O ministro Flávio Dino, mais recente integrante do Supremo Tribunal Federal (STF), ganhou destaque nos bastidores da Corte ao articular a saída do ministro Dias Toffoli da relatoria da investigação sobre o Banco Master. Dino foi considerado peça-chave na construção de um acordo que evitou o agravamento da crise interna no tribunal. A análise é de Matheus Teixeira, ao Bastidores CNN.
“Tinha uma divisão interna sobre a validade jurídica desse relatório da Polícia Federal, uma vez que a leitura de parte dos ministros era que o próprio presidente, Edson Fachin, devia ter recebido e rejeitado de prontidão, porque não existe a Polícia Federal levar esse tipo de pedido, na leitura dos ministros, para o Supremo Tribunal Federal”, relatou o analista: “Mas, outros ministros entendiam que, apesar da questão controversa do aspecto jurídico, tinha sim que o Supremo dar sim uma resposta conjunta sobre o tema”.
Um julgamento sobre o relatório da PF poderia expor ainda mais o racha interno e agravar o clima ruim já instalado. Foi nesse contexto que Flávio Dino propôs uma solução intermediária: todos os ministros fariam um apoio público a Dias Toffoli, em um gesto de unidade do Supremo, mas, em contrapartida, Toffoli deveria deixar a relatoria do caso.
Experiência política como diferencial
A proposta de Dino foi aceita, mesmo por Toffoli, que vinha afirmando nos bastidores que não deixaria a relatoria de jeito nenhum. Até poucas horas antes de recuar, o ministro ainda despachava e tomava decisões importantes no caso, como determinar que a Polícia Federal enviasse todas as provas para o STF.
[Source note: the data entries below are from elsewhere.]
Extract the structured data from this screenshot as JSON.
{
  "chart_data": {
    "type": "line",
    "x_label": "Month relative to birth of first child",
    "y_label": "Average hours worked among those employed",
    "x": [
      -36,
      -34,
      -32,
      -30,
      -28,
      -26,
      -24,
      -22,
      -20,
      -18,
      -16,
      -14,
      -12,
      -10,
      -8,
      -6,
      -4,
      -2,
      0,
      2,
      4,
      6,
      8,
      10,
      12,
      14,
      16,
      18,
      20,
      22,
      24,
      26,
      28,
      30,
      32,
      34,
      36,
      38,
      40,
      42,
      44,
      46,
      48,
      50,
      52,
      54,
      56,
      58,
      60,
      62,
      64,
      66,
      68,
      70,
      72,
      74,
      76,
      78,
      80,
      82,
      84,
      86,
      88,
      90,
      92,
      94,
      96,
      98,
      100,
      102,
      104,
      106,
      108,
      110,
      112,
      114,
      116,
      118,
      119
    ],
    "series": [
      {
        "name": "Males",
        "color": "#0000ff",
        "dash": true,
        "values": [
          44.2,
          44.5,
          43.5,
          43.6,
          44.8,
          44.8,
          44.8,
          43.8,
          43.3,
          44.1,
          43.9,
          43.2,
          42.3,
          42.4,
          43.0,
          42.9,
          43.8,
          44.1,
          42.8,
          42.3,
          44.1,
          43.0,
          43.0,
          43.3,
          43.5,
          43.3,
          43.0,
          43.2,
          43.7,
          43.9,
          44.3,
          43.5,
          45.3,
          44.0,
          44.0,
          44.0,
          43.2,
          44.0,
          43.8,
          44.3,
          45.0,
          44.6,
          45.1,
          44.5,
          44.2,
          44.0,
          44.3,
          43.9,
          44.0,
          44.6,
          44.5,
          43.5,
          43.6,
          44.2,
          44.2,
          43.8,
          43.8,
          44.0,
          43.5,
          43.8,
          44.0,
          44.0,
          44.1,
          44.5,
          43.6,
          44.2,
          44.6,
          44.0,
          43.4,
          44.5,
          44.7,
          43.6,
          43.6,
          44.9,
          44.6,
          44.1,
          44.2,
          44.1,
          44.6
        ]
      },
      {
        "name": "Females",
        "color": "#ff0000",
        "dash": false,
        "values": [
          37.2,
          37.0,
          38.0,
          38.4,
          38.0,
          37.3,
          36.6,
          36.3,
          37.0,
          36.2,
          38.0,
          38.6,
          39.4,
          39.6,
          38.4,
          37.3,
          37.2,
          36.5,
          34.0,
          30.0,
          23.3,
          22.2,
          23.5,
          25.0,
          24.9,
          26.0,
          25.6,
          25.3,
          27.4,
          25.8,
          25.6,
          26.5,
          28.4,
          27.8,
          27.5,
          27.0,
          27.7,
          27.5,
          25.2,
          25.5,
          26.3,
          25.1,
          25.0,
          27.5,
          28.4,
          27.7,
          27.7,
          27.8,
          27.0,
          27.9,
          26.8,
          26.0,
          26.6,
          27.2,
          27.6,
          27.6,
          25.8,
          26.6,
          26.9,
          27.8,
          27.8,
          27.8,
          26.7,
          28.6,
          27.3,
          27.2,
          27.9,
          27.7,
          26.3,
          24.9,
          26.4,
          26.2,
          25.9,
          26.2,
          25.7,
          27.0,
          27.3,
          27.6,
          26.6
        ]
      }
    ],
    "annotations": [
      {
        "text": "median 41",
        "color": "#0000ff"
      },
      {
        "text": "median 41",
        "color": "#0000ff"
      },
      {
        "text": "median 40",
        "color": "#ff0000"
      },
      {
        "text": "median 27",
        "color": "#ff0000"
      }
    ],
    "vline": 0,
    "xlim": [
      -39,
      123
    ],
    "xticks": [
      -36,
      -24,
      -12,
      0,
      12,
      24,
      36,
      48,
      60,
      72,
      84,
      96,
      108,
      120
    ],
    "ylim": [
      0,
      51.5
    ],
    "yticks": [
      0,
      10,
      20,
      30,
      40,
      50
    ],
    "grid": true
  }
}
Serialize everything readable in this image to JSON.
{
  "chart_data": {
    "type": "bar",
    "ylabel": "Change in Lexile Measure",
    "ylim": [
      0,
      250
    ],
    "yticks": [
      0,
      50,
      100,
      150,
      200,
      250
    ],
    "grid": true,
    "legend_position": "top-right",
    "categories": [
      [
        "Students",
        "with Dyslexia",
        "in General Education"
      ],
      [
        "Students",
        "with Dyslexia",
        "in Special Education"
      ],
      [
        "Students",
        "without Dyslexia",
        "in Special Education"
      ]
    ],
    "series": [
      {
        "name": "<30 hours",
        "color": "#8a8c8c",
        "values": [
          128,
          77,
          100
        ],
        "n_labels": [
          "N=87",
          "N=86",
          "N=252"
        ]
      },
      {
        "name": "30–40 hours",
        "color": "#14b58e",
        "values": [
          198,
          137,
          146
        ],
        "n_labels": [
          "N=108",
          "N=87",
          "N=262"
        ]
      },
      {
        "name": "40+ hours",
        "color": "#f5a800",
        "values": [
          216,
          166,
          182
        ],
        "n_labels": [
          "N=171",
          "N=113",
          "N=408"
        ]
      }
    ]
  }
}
“Justamente para tentar estancar a crise, e vendo que a situação poderia piorar, ele acabou aceitando – e o ministro Flávio Dino, que é o mais novo na corte, o último a ser nomeado, é quem deu essa proposta, deixando claro que a leitura de Lula, que precisava de alguém com uma boa percepção de como a sociedade está acompanhando os movimentos, acabou fazendo valer, dando certo”, apontou Matheus Teixeira.
A habilidade demonstrada por Dino reforça a escolha feita pelo presidente Lula ao indicá-lo para o cargo. Na época da indicação, Lula afirmou publicamente que queria alguém com experiência política e capacidade para lidar com momentos delicados de crise.
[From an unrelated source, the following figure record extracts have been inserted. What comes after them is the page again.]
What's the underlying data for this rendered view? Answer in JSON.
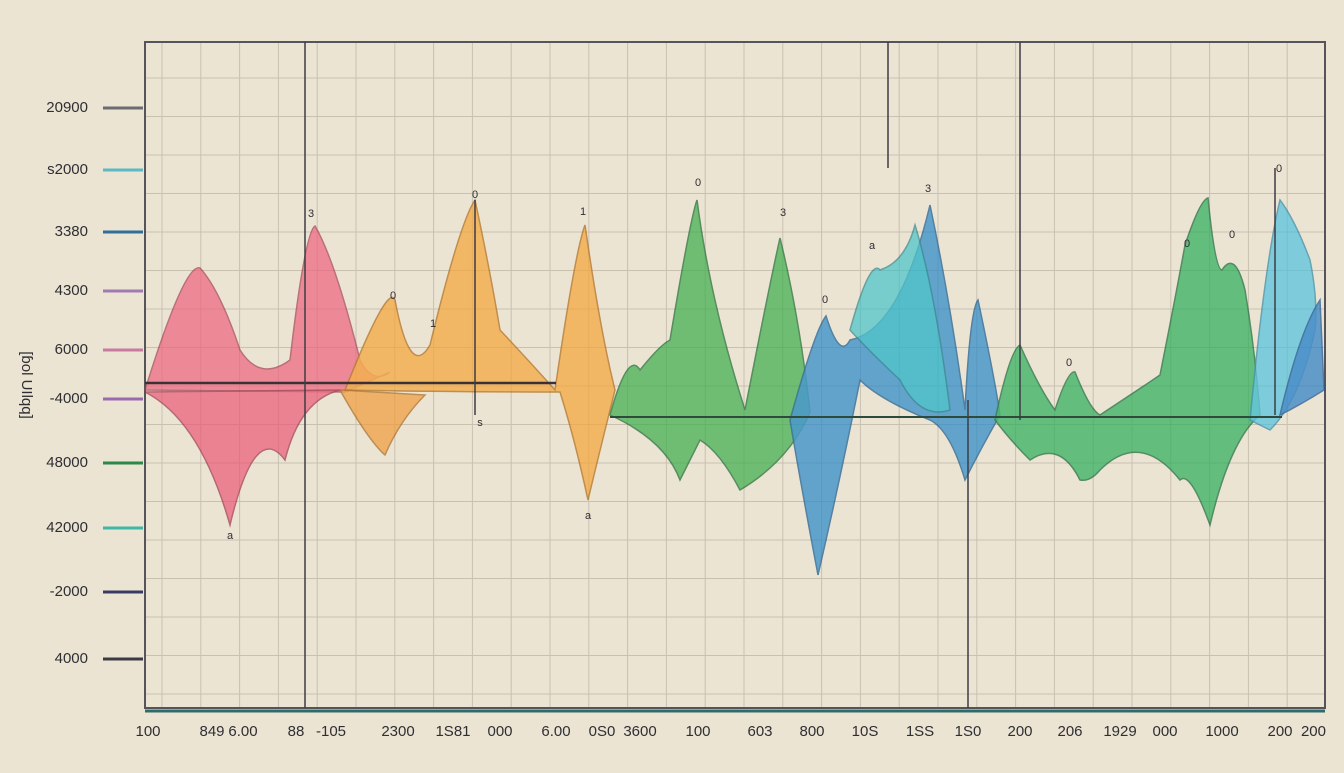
{
  "y_axis": {
    "title": "[ɓol UIlqq]",
    "labels": [
      "20900",
      "s2000",
      "3380",
      "4300",
      "6000",
      "-4000",
      "48000",
      "42000",
      "-2000",
      "4000"
    ]
  },
  "x_axis": {
    "labels": [
      "100",
      "849",
      "6.00",
      "88",
      "-105",
      "2300",
      "1S81",
      "000",
      "6.00",
      "0S0",
      "3600",
      "100",
      "603",
      "800",
      "10S",
      "1SS",
      "1S0",
      "200",
      "206",
      "1929",
      "000",
      "1000",
      "200",
      "200"
    ]
  },
  "annotations": [
    "3",
    "0",
    "1",
    "0",
    "3",
    "3",
    "0",
    "0",
    "1",
    "s",
    "a",
    "a",
    "0",
    "a",
    "0",
    "0",
    "0"
  ]
}
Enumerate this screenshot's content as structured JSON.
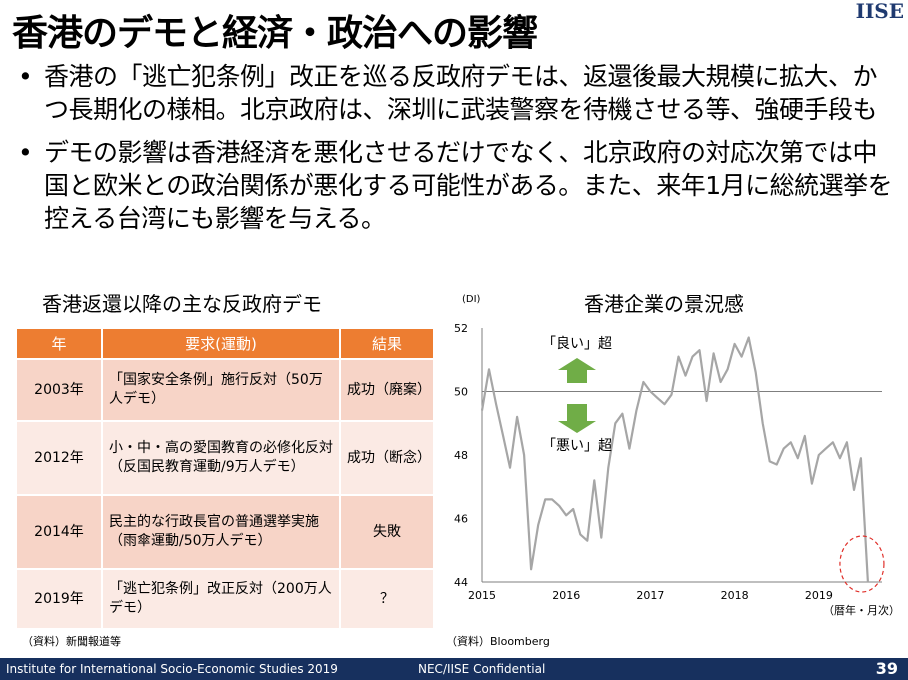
{
  "slide": {
    "title": "香港のデモと経済・政治への影響",
    "logo": "IISE",
    "bullets": [
      "香港の「逃亡犯条例」改正を巡る反政府デモは、返還後最大規模に拡大、かつ長期化の様相。北京政府は、深圳に武装警察を待機させる等、強硬手段も",
      "デモの影響は香港経済を悪化させるだけでなく、北京政府の対応次第では中国と欧米との政治関係が悪化する可能性がある。また、来年1月に総統選挙を控える台湾にも影響を与える。"
    ],
    "bullet_symbol": "•"
  },
  "table": {
    "title": "香港返還以降の主な反政府デモ",
    "headers": [
      "年",
      "要求(運動)",
      "結果"
    ],
    "rows": [
      {
        "year": "2003年",
        "demand": "「国家安全条例」施行反対（50万人デモ）",
        "result": "成功（廃案）"
      },
      {
        "year": "2012年",
        "demand": "小・中・高の愛国教育の必修化反対（反国民教育運動/9万人デモ）",
        "result": "成功（断念）"
      },
      {
        "year": "2014年",
        "demand": "民主的な行政長官の普通選挙実施（雨傘運動/50万人デモ）",
        "result": "失敗"
      },
      {
        "year": "2019年",
        "demand": "「逃亡犯条例」改正反対（200万人デモ）",
        "result": "？"
      }
    ],
    "source": "（資料）新聞報道等"
  },
  "chart": {
    "title": "香港企業の景況感",
    "source": "（資料）Bloomberg"
  },
  "chart_data": {
    "type": "line",
    "title": "香港企業の景況感",
    "ylabel": "(DI)",
    "xlabel": "（暦年・月次）",
    "ylim": [
      44,
      52
    ],
    "xlim": [
      2015,
      2019.75
    ],
    "yticks": [
      44,
      46,
      48,
      50,
      52
    ],
    "xticks": [
      2015,
      2016,
      2017,
      2018,
      2019
    ],
    "reference_line": 50,
    "annotations": [
      "「良い」超",
      "「悪い」超"
    ],
    "colors": {
      "line": "#a6a6a6",
      "arrow": "#70ad47",
      "highlight": "#e0302a"
    },
    "series": [
      {
        "values": [
          [
            2015.0,
            49.4
          ],
          [
            2015.083,
            50.7
          ],
          [
            2015.167,
            49.6
          ],
          [
            2015.25,
            48.6
          ],
          [
            2015.333,
            47.6
          ],
          [
            2015.417,
            49.2
          ],
          [
            2015.5,
            48.0
          ],
          [
            2015.583,
            44.4
          ],
          [
            2015.667,
            45.8
          ],
          [
            2015.75,
            46.6
          ],
          [
            2015.833,
            46.6
          ],
          [
            2015.917,
            46.4
          ],
          [
            2016.0,
            46.1
          ],
          [
            2016.083,
            46.3
          ],
          [
            2016.167,
            45.5
          ],
          [
            2016.25,
            45.3
          ],
          [
            2016.333,
            47.2
          ],
          [
            2016.417,
            45.4
          ],
          [
            2016.5,
            47.6
          ],
          [
            2016.583,
            49.0
          ],
          [
            2016.667,
            49.3
          ],
          [
            2016.75,
            48.2
          ],
          [
            2016.833,
            49.4
          ],
          [
            2016.917,
            50.3
          ],
          [
            2017.0,
            50.0
          ],
          [
            2017.083,
            49.8
          ],
          [
            2017.167,
            49.6
          ],
          [
            2017.25,
            49.9
          ],
          [
            2017.333,
            51.1
          ],
          [
            2017.417,
            50.5
          ],
          [
            2017.5,
            51.1
          ],
          [
            2017.583,
            51.3
          ],
          [
            2017.667,
            49.7
          ],
          [
            2017.75,
            51.2
          ],
          [
            2017.833,
            50.3
          ],
          [
            2017.917,
            50.7
          ],
          [
            2018.0,
            51.5
          ],
          [
            2018.083,
            51.1
          ],
          [
            2018.167,
            51.7
          ],
          [
            2018.25,
            50.6
          ],
          [
            2018.333,
            49.0
          ],
          [
            2018.417,
            47.8
          ],
          [
            2018.5,
            47.7
          ],
          [
            2018.583,
            48.2
          ],
          [
            2018.667,
            48.4
          ],
          [
            2018.75,
            47.9
          ],
          [
            2018.833,
            48.6
          ],
          [
            2018.917,
            47.1
          ],
          [
            2019.0,
            48.0
          ],
          [
            2019.083,
            48.2
          ],
          [
            2019.167,
            48.4
          ],
          [
            2019.25,
            47.9
          ],
          [
            2019.333,
            48.4
          ],
          [
            2019.417,
            46.9
          ],
          [
            2019.5,
            47.9
          ],
          [
            2019.583,
            44.0
          ]
        ]
      }
    ]
  },
  "footer": {
    "left": "Institute for International Socio-Economic Studies 2019",
    "middle": "NEC/IISE Confidential",
    "page": "39"
  }
}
Diferentemente de ministros recém-chegados à Corte, que geralmente levam tempo para ganhar protagonismo, Dino rapidamente conquistou respeito entre os colegas. Sua trajetória como juiz, governador, senador e deputado contribuiu para que ele exercesse um papel de interlocutor entre as diferentes alas do tribunal.
Em vez de se alinhar a um dos lados nas divisões internas do STF, como ocorreu em momentos como a Lava Jato, Dino tem servido como uma ponte entre grupos divergentes. Essa postura de mediador tem fortalecido sua posição e ampliado sua influência nos bastidores da Corte, mesmo sendo o ministro mais novo.